Comment author: Kawoomba 31 August 2013 08:19:47PM 0 points [-]

Yes, implementing such a goal is not easy and has pitfalls of its own, however it's probably easi-er than the alternative, since a metric for "no large scale effects" seems easier to formalize than "human friendliness", where we have little idea of what's that even supposed to mean.

Comment author: Eliezer_Yudkowsky 31 August 2013 09:39:33PM 2 points [-]

The trouble is that communicating with a human or helping them build the real FAI in any way is going to strongly perturb the world. So actually getting anything useful this way requires solving the problem of which changes to humans, and consequent changes to the world, are allowed to result from your communication-choices.

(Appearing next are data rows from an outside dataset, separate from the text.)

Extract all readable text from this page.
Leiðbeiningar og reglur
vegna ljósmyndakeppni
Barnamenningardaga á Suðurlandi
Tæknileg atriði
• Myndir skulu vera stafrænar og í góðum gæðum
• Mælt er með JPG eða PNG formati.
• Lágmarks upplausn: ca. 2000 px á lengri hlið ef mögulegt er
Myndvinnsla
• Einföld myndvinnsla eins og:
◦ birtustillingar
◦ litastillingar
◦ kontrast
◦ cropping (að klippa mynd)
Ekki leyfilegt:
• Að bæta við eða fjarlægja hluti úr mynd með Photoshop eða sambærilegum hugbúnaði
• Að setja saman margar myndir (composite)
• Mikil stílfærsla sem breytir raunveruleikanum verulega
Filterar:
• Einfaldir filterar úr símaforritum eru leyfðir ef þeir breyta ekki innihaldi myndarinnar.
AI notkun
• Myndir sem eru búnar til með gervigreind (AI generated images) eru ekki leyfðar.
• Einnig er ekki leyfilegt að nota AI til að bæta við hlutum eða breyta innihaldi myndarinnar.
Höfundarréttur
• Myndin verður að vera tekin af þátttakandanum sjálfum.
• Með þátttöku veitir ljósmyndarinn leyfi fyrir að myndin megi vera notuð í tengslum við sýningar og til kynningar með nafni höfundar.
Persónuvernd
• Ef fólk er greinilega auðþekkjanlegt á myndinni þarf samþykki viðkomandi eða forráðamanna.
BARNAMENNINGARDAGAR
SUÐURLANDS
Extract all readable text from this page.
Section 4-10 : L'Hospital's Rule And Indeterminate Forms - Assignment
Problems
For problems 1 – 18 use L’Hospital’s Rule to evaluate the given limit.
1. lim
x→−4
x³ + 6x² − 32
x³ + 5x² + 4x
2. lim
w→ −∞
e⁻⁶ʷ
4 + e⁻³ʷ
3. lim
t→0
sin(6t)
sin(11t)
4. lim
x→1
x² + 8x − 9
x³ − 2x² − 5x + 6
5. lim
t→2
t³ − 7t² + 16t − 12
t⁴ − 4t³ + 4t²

Comment author: Kawoomba 31 August 2013 09:55:00PM *  0 points [-]

helping them build the real FAI

Except it's not, as far as the artificial agent is concerned:

Its goals are strictly limited to "develop your models using the minimal actions possible [even 'just parse the internet, do not use anything beyond wget' could suffice], after x number of years have passed, accept new goals from y source." The new goals could be anything. (It could even be a boat!).

The usefulness regarding FAI becomes evident only at that latter stage, stemming from the foom'ed AI's models being used to parse the new goals of "do that which I'd want you to do". It's sidestepping the big problem (aka "cheating"), but so what?

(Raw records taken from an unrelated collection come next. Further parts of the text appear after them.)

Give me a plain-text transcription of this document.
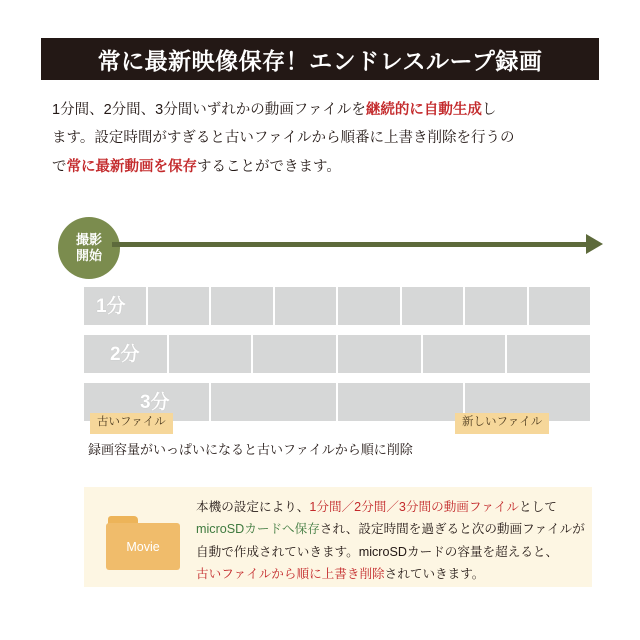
常に最新映像保存！エンドレスループ録画
1分間、2分間、3分間いずれかの動画ファイルを継続的に自動生成し
ます。設定時間がすぎると古いファイルから順番に上書き削除を行うの
で常に最新動画を保存することができます。
撮影
開始
1分
2分
3分
古いファイル	新しいファイル
録画容量がいっぱいになると古いファイルから順に削除
Movie
本機の設定により、1分間／2分間／3分間の動画ファイルとして
microSDカードへ保存され、設定時間を過ぎると次の動画ファイルが
自動で作成されていきます。microSDカードの容量を超えると、
古いファイルから順に上書き削除されていきます。
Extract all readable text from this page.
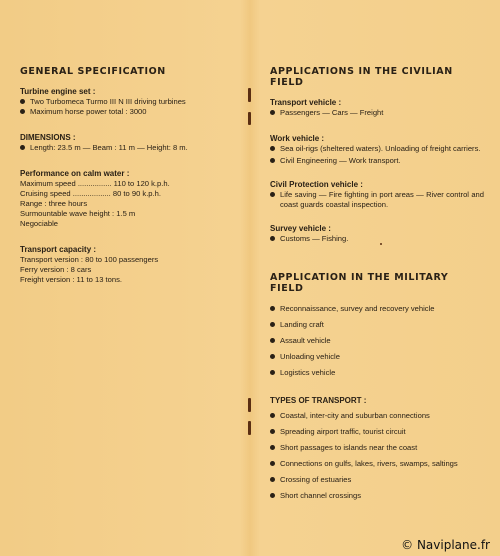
GENERAL SPECIFICATION

Turbine engine set :

Two Turbomeca Turmo III N III driving turbines

Maximum horse power total : 3000

DIMENSIONS :

Length: 23.5 m — Beam : 11 m — Height: 8 m.

Performance on calm water :

Maximum speed ................ 110 to 120 k.p.h.

Cruising speed .................. 80 to 90 k.p.h.

Range : three hours

Surmountable wave height : 1.5 m

Negociable

Transport capacity :

Transport version : 80 to 100 passengers

Ferry version : 8 cars

Freight version : 11 to 13 tons.

APPLICATIONS IN THE CIVILIAN FIELD

Transport vehicle :

Passengers — Cars — Freight

Work vehicle :

Sea oil-rigs (sheltered waters). Unloading of freight carriers.

Civil Engineering — Work transport.

Civil Protection vehicle :

Life saving — Fire fighting in port areas — River control and coast guards coastal inspection.

Survey vehicle :

Customs — Fishing.

APPLICATION IN THE MILITARY FIELD

Reconnaissance, survey and recovery vehicle

Landing craft

Assault vehicle

Unloading vehicle

Logistics vehicle

TYPES OF TRANSPORT :

Coastal, inter-city and suburban connections

Spreading airport traffic, tourist circuit

Short passages to islands near the coast

Connections on gulfs, lakes, rivers, swamps, saltings

Crossing of estuaries

Short channel crossings

© Naviplane.fr
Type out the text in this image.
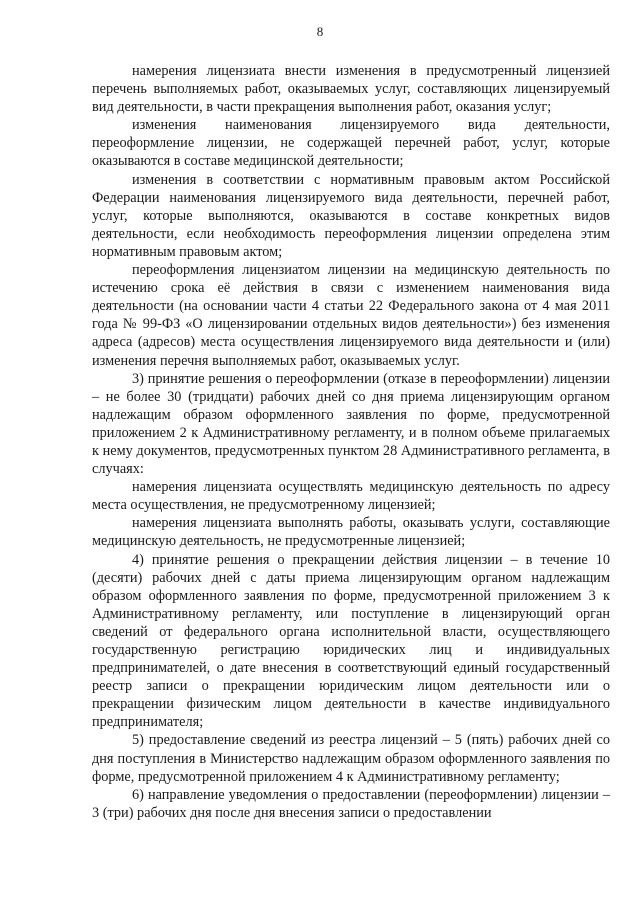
8

намерения лицензиата внести изменения в предусмотренный лицензией перечень выполняемых работ, оказываемых услуг, составляющих лицензируемый вид деятельности, в части прекращения выполнения работ, оказания услуг;

изменения наименования лицензируемого вида деятельности, переоформление лицензии, не содержащей перечней работ, услуг, которые оказываются в составе медицинской деятельности;

изменения в соответствии с нормативным правовым актом Российской Федерации наименования лицензируемого вида деятельности, перечней работ, услуг, которые выполняются, оказываются в составе конкретных видов деятельности, если необходимость переоформления лицензии определена этим нормативным правовым актом;

переоформления лицензиатом лицензии на медицинскую деятельность по истечению срока её действия в связи с изменением наименования вида деятельности (на основании части 4 статьи 22 Федерального закона от 4 мая 2011 года № 99-ФЗ «О лицензировании отдельных видов деятельности») без изменения адреса (адресов) места осуществления лицензируемого вида деятельности и (или) изменения перечня выполняемых работ, оказываемых услуг.

3) принятие решения о переоформлении (отказе в переоформлении) лицензии – не более 30 (тридцати) рабочих дней со дня приема лицензирующим органом надлежащим образом оформленного заявления по форме, предусмотренной приложением 2 к Административному регламенту, и в полном объеме прилагаемых к нему документов, предусмотренных пунктом 28 Административного регламента, в случаях:

намерения лицензиата осуществлять медицинскую деятельность по адресу места осуществления, не предусмотренному лицензией;

намерения лицензиата выполнять работы, оказывать услуги, составляющие медицинскую деятельность, не предусмотренные лицензией;

4) принятие решения о прекращении действия лицензии – в течение 10 (десяти) рабочих дней с даты приема лицензирующим органом надлежащим образом оформленного заявления по форме, предусмотренной приложением 3 к Административному регламенту, или поступление в лицензирующий орган сведений от федерального органа исполнительной власти, осуществляющего государственную регистрацию юридических лиц и индивидуальных предпринимателей, о дате внесения в соответствующий единый государственный реестр записи о прекращении юридическим лицом деятельности или о прекращении физическим лицом деятельности в качестве индивидуального предпринимателя;

5) предоставление сведений из реестра лицензий – 5 (пять) рабочих дней со дня поступления в Министерство надлежащим образом оформленного заявления по форме, предусмотренной приложением 4 к Административному регламенту;

6) направление уведомления о предоставлении (переоформлении) лицензии – 3 (три) рабочих дня после дня внесения записи о предоставлении
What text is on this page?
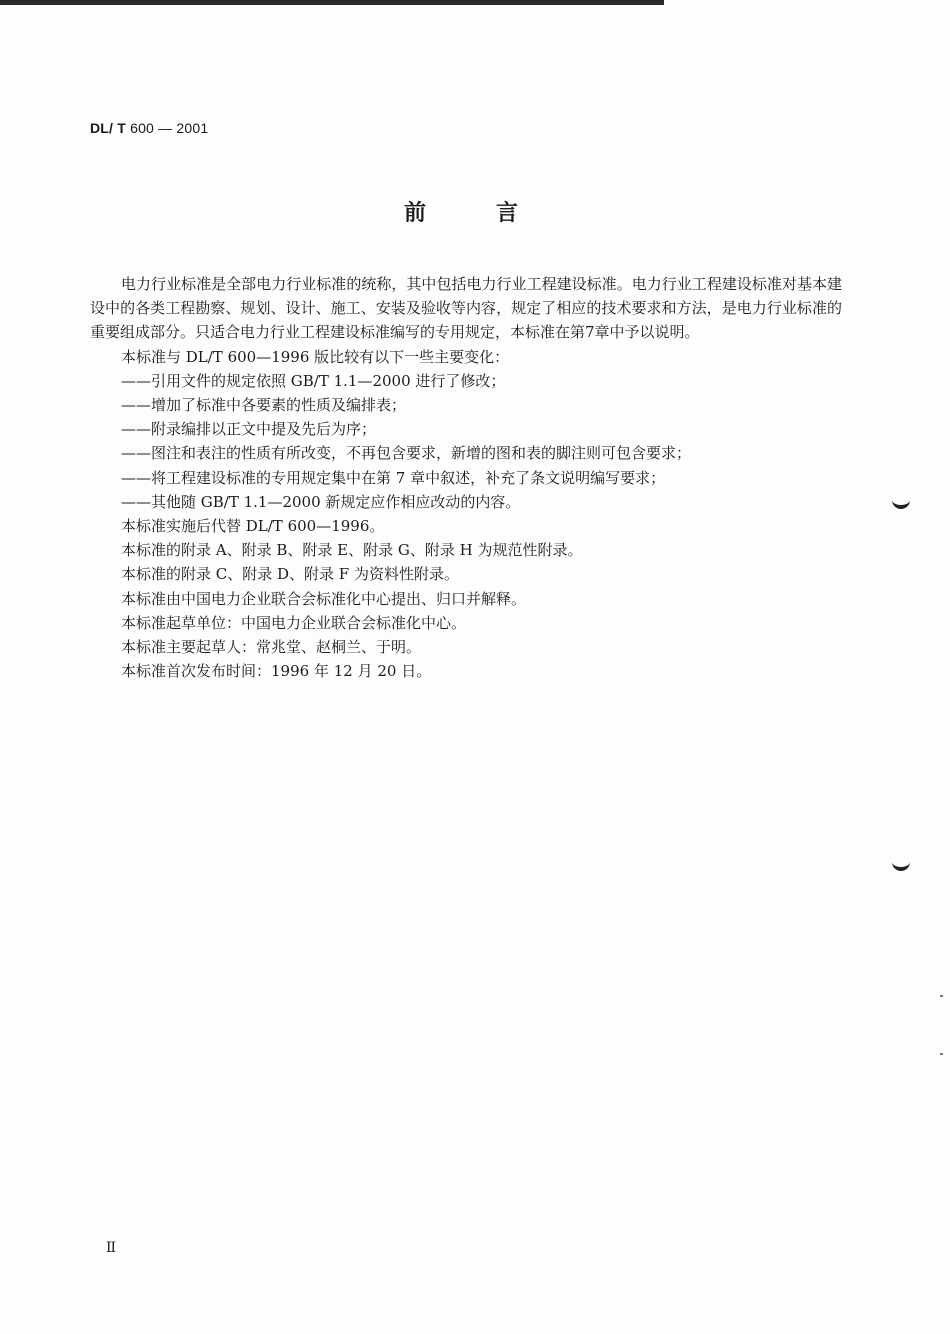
DL/ T 600 — 2001
前言

电力行业标准是全部电力行业标准的统称，其中包括电力行业工程建设标准。电力行业工程建设标准对基本建设中的各类工程勘察、规划、设计、施工、安装及验收等内容，规定了相应的技术要求和方法，是电力行业标准的重要组成部分。只适合电力行业工程建设标准编写的专用规定，本标准在第7章中予以说明。

本标准与 DL/T 600—1996 版比较有以下一些主要变化：

——引用文件的规定依照 GB/T 1.1—2000 进行了修改；

——增加了标准中各要素的性质及编排表；

——附录编排以正文中提及先后为序；

——图注和表注的性质有所改变，不再包含要求，新增的图和表的脚注则可包含要求；

——将工程建设标准的专用规定集中在第 7 章中叙述，补充了条文说明编写要求；

——其他随 GB/T 1.1—2000 新规定应作相应改动的内容。

本标准实施后代替 DL/T 600—1996。

本标准的附录 A、附录 B、附录 E、附录 G、附录 H 为规范性附录。

本标准的附录 C、附录 D、附录 F 为资料性附录。

本标准由中国电力企业联合会标准化中心提出、归口并解释。

本标准起草单位：中国电力企业联合会标准化中心。

本标准主要起草人：常兆堂、赵桐兰、于明。

本标准首次发布时间：1996 年 12 月 20 日。

II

Comment author: Eliezer_Yudkowsky 31 August 2013 11:28:12PM 5 points [-]

It's allowed to emit arbitrary HTTP GETs? You just lost the game.

Comment author: Kawoomba 01 September 2013 06:41:15AM *  0 points [-]

Ah, you mean because you can invoke e.g. php functions with wget / inject SQL code, thus gaining control of other computers etc.?

A more sturdy approach to just get data would be to only allow it to passively listen in on some Tier 1 provider's backbone (no manipulation of the data flow other than mirroring packets, which is easy to formalize). Once that goal is formulated, the agent wouldn't want to circumvent it.

Still seems plenty easier to solve than "friendliness", as is programming it to ask for new goals after x time. Maintaining invariants under self-modification remains, as a task.

It's not fruitful for me to propose implementations (even though I just did, heh) and for someone else to point out holes (I don't mean to solve that task in 5 minutes), same as with you proposing full-fledged implementations for friendliness and for someone else to point out holes. Both are non-trivial tasks.

My question is this: given your current interpretation of both approaches ("passively absorb data, ask for new goals after x time" vs. "implement friendliness in the pre-foomed agent outright"), which seems more manageable while still resulting in an FAI?